There are others and Jeremiah 1:5-6, which you sited above, is a very good one particularly because of the Hebrew words used there in the way they are used
.

Jeremiah 1:5-6 does not support the Mormon teaching of pre-existence. Prophets did not prepare themselves to become leaders on earth while they were still spirits in heaven like the Mormon church teaches. Before John the Baptist was formed in his motherâ??s belly, God knew John the Baptist would be great before he came out of the womb, John the Baptist was sanctified and ordained to be a prophet, he was filled with the Holy Ghost from his mother's womb (Luke 1:15).

This is no mere foreknowledge. Hebrew יָדַע (yādă') indicates a range of knowledge and perceptions acquired by the senses (touch, sight, smell, taste, hearing). Thus, Jeremiah must have been present for the Lord to know him before he was born, if we want to take the meaning of the passage literally as LDS and as Jews also take, as well as some early Christians such as Origen and Clement of Alexandria, who held the view that John the Baptist and others existed before they were born here on earth the same way that Jesus was.

Jeremiah was not present before he was born, God "knew" Jeremiah before he formed him in the belly (Jer 1:5). God has foreknowledge (1Pet 1:2).

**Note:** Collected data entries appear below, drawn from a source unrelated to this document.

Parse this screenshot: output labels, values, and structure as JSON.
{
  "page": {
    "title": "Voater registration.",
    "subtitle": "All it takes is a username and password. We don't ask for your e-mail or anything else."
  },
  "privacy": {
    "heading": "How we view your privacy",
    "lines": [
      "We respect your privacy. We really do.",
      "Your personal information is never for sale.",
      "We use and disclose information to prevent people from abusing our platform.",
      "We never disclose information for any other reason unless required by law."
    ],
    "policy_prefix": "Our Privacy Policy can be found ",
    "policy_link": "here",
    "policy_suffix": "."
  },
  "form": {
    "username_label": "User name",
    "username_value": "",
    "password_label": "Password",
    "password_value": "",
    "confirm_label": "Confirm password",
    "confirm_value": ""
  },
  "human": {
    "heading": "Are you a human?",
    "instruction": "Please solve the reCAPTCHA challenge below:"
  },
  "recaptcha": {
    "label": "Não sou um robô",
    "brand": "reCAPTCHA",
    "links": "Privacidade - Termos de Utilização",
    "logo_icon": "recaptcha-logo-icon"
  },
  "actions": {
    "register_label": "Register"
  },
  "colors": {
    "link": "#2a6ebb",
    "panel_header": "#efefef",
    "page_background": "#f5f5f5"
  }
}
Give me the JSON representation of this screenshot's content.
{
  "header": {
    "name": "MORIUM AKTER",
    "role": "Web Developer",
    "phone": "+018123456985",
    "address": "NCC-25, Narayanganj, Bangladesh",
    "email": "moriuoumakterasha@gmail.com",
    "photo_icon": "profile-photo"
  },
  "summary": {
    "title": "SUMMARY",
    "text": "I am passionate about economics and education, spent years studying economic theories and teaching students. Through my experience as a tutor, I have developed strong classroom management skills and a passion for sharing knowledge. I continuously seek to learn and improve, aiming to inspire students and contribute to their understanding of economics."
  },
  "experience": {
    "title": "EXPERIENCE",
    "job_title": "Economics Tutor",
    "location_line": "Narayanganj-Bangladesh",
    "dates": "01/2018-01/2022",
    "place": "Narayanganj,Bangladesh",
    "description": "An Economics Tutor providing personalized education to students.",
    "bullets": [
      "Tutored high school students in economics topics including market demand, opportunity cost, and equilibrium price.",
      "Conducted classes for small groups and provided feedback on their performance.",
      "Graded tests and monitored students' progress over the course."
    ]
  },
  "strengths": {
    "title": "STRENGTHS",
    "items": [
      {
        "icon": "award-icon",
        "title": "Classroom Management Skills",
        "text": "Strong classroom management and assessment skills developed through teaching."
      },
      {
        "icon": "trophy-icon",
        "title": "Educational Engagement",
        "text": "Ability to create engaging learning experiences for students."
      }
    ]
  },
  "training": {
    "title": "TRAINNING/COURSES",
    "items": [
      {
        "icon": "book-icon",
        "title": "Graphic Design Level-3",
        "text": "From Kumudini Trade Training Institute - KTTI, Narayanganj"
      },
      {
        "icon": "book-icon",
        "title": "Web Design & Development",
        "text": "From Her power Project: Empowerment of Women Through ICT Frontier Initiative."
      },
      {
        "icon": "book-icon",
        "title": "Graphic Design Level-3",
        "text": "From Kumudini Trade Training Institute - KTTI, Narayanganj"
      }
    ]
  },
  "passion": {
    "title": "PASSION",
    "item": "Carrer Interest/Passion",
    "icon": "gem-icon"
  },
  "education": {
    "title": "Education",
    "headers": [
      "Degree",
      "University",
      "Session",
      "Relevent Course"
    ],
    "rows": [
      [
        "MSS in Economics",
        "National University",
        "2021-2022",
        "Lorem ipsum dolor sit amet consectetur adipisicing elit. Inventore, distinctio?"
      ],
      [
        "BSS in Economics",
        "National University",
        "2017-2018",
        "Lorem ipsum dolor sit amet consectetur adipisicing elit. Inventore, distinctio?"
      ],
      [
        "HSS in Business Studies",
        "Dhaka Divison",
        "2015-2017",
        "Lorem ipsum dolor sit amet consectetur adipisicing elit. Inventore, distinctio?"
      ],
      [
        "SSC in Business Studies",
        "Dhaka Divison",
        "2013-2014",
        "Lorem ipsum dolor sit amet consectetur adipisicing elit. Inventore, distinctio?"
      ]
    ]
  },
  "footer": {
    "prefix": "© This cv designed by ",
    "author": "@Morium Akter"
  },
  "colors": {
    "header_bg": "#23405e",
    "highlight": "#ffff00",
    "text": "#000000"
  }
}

Early Christians like Origen wrote "That there is one God, who created and arranged all things, and who, when nothing existed". If Origen wrote that "nothing existed", how could John the Baptist pre-exist?

- Jer.1 ([5] Before I formed thee in the belly I knew thee; and before thou camest forth out of the womb I sanctified thee, and I ordained thee a prophet unto the nations.

We also have latter-day revelation to further substantiate the doctrine, which most of us LDS take quite seriously.

The Catholic Church has the authority to interpret scripture in addition to apostolic tradition and divine revelation to substantiate its doctrines.